The Government has moved in limine to preclude the defense from using a 302 to impeach witnesses. Why? The 302s are mere reports. They are not statements of the witness, and they have not been adopted by the witness. The Government is right, in a niggling, irrelevant sort of way.
What the Government signals in this case is fear that the 302 might be used to undermine the credibility of a key witness. "Sir, you testified here today that the cow jumped over the moon, isn't that right?" The witness answers yes. The defense counsel now moves in for the kill. "But isn't it true, sir, that you previously told the FBI that the cow jumped under the moon?" The witness had said as much to the FBI agent, who dutifully recorded it in the 302.
The Government wants to prevent this latter question from being asked. In making such a motion, it relies on the requirement that a written statement be adopted by the witness. There would be no similar issue if the declarant's words were captured on tape.
But isn't the motion itself an admission by a party opponent that the FBI agent's observations are themselves not reliable? I wish it were that simple.
302s are the bane of the criminal defense bar's existence. They are detailed notes of interviews written on preprinted forms by FBI agents. Sit and talk to the FBI, and a 302 is generated. But what, as a matter of evidence, is a 302?
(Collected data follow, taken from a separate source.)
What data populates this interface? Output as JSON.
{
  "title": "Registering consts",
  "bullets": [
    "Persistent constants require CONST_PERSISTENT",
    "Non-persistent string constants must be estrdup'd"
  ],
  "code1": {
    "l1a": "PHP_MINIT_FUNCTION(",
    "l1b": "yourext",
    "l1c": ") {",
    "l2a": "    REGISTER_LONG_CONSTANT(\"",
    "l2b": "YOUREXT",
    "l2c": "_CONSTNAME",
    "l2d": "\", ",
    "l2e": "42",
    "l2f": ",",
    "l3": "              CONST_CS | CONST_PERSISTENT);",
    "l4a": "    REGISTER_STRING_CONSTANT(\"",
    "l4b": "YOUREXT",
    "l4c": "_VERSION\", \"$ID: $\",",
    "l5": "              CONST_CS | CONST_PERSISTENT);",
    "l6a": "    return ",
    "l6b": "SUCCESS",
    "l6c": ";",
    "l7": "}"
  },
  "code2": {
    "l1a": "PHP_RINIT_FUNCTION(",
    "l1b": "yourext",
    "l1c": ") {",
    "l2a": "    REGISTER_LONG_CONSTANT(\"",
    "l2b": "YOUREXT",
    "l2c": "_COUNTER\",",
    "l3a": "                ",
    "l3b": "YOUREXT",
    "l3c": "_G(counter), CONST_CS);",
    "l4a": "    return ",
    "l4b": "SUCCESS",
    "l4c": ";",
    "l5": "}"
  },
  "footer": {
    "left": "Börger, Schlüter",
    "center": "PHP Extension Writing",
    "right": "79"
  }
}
It's not really a business record. Sure the agent prepares them routinely as part of his job, and the notes are contemporaneous. But the content of the report often contains utter hearsay. When an agent reports that Joe Blow said Hoffa was buried in his basement, that's just not admissible, unless Joe Blow has been charged and this is the admission of a party opponent.
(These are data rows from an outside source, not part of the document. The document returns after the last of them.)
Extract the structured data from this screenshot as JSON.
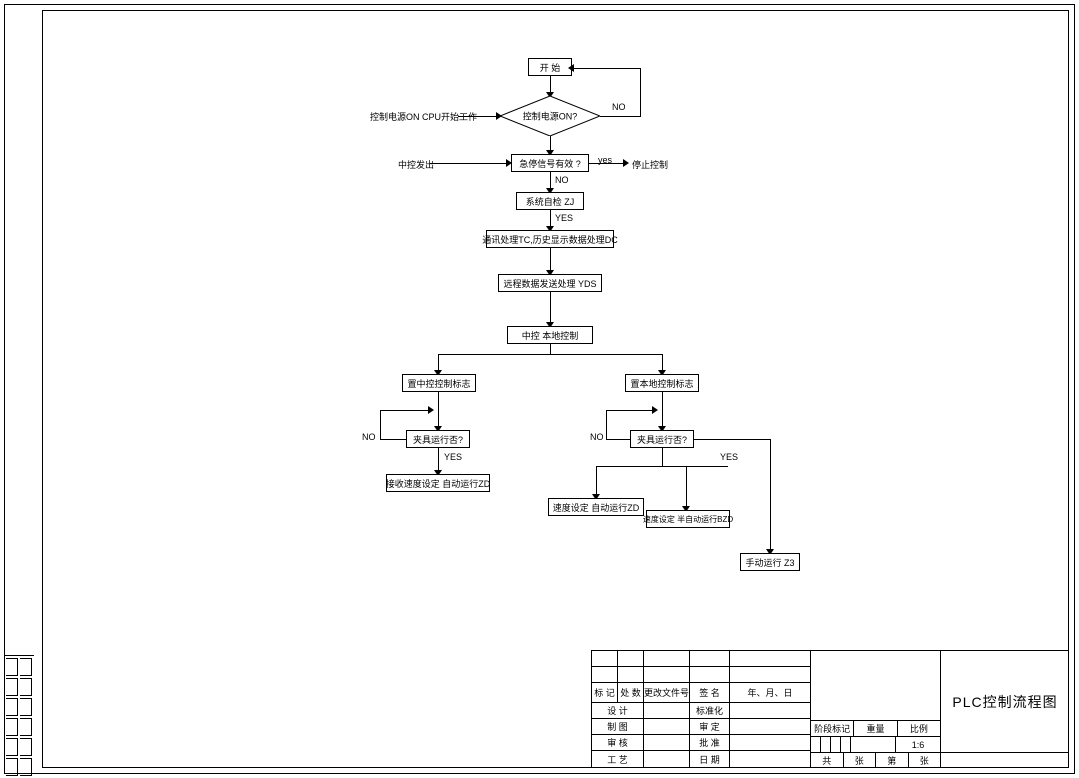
{
  "flow": {
    "start": "开 始",
    "power_on_q": "控制电源ON?",
    "power_on_side": "控制电源ON CPU开始工作",
    "power_no": "NO",
    "stop_signal_q": "急停信号有效 ?",
    "stop_signal_side": "中控发出",
    "stop_yes": "yes",
    "stop_no": "NO",
    "stop_ctrl": "停止控制",
    "sys_self": "系统自检 ZJ",
    "sys_yes": "YES",
    "proc_tc": "通讯处理TC,历史显示数据处理DC",
    "yds": "远程数据发送处理 YDS",
    "mode": "中控 本地控制",
    "set_central": "置中控控制标志",
    "set_local": "置本地控制标志",
    "clamp_q_l": "夹具运行否?",
    "clamp_q_r": "夹具运行否?",
    "clamp_no_l": "NO",
    "clamp_no_r": "NO",
    "clamp_yes_l": "YES",
    "clamp_yes_r": "YES",
    "recv_speed": "接收速度设定 自动运行ZD",
    "speed_auto": "速度设定 自动运行ZD",
    "speed_bzd": "速度设定 半自动运行BZD",
    "manual": "手动运行 Z3"
  },
  "titleblock": {
    "h1": "标 记",
    "h2": "处 数",
    "h3": "更改文件号",
    "h4": "签 名",
    "h5": "年、月、日",
    "r1": "设 计",
    "r2": "制 图",
    "r3": "审 核",
    "r4": "工 艺",
    "m1": "标准化",
    "m2": "审 定",
    "m3": "批 准",
    "m4": "日 期",
    "stage": "阶段标记",
    "weight": "重量",
    "scale": "比例",
    "scale_v": "1:6",
    "sheet1": "共",
    "sheet2": "张",
    "sheet3": "第",
    "sheet4": "张",
    "title": "PLC控制流程图"
  }
}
I've long suspected that the Bureau uses 302s because they are not admissible in and of themselves. Show up to a FBI proffer session or interview with a tape recorder, and all Hell breaks loose. The feds want to control the record, and the record will be whatever the agent choses to write down. 302s are a convenient hermetic seal.
However, a 302 is not simply notes casually kept by an untrained observer. The agents taking them have been schooled in report writing and in the importance of accuracy. Typically, a witness talking to the FBI has been warned about the consequences of making a false utterance. If it is a proffer agreement in which a target has been told his words will not be used against him, there is a written agreement that the proffer fails if the witness lies. In other words, what is recorded in a 302 comes very close to being a statement. It bears indicia of reliability.
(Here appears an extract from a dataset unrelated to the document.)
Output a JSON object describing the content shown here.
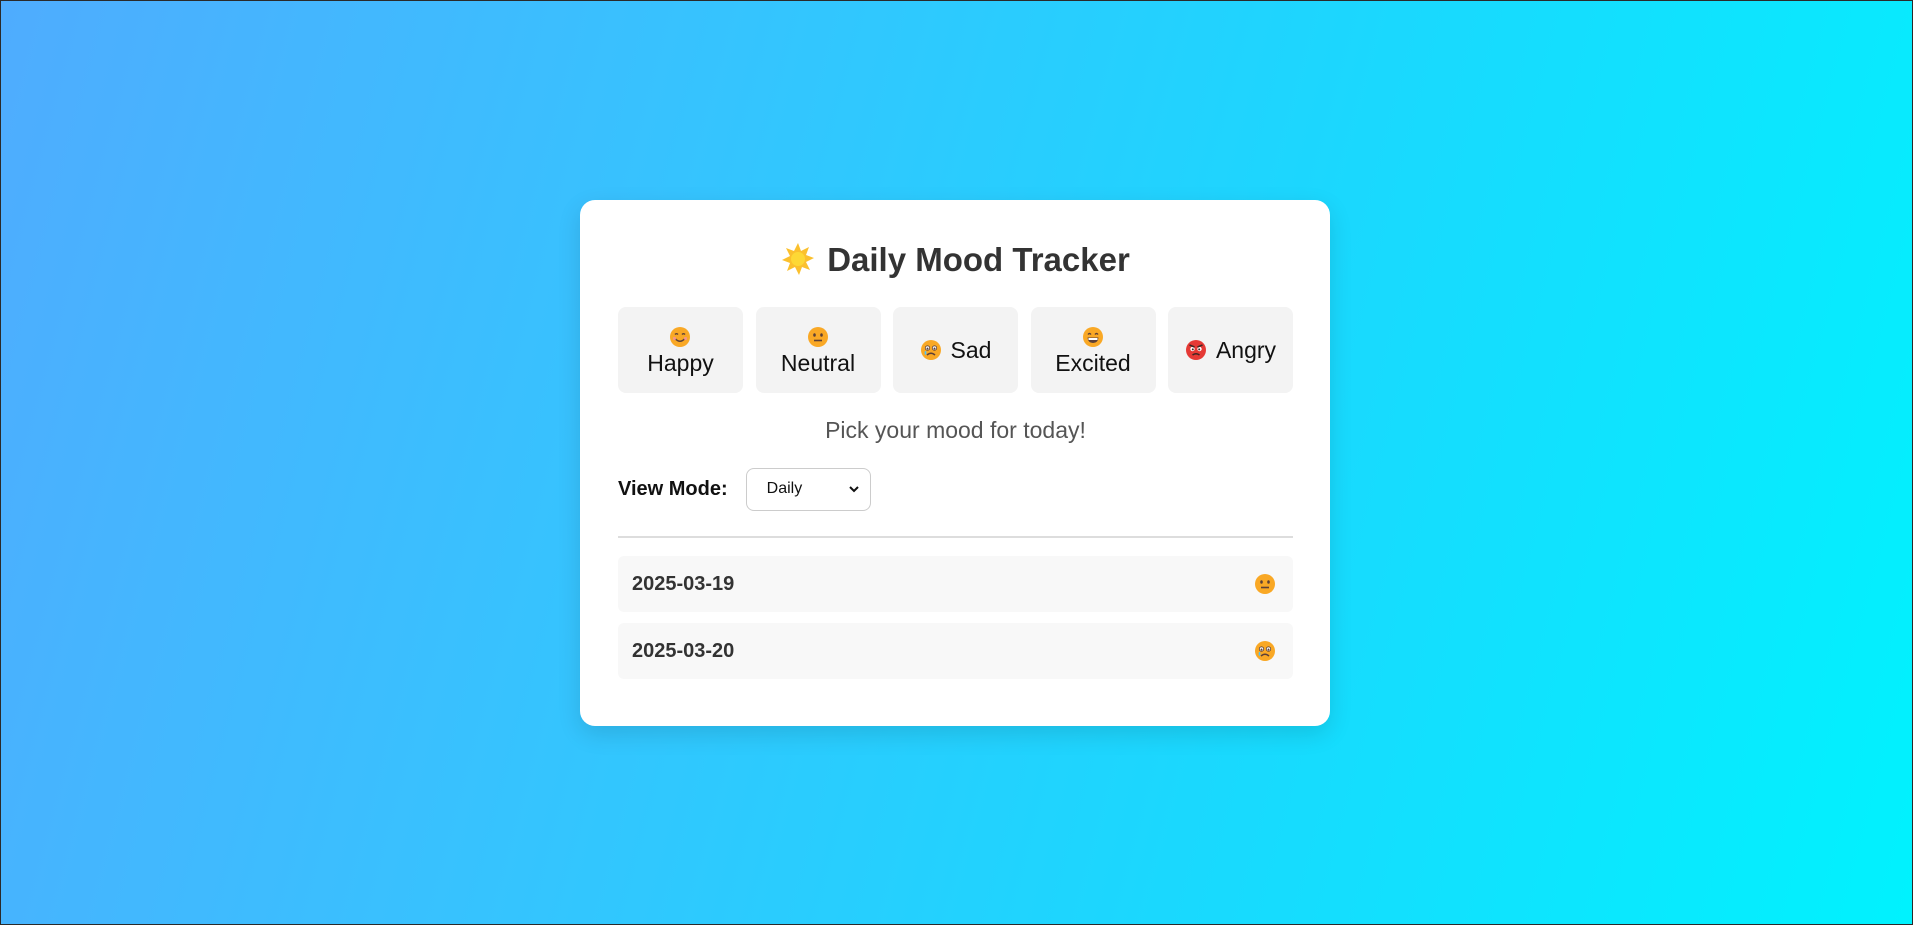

The trial court should deny the Government's motion. While the statements recorded in a 302 are not so reliable as to be admissible for substantive purposes, that is to prove what is asserted, the context in which a 302 is made is reliable enough to show that a witness previously gave a contradictory statement. Such impeachment evidence cannot be used for substantive purposes, but it is useful enough to show that a witness bobs and weaves on when contronted with the truth.
If the court grants the Government's motion, fairness requires a cautionary instruction to jurors to take anything an FBI agent says he observed with a grain of salt.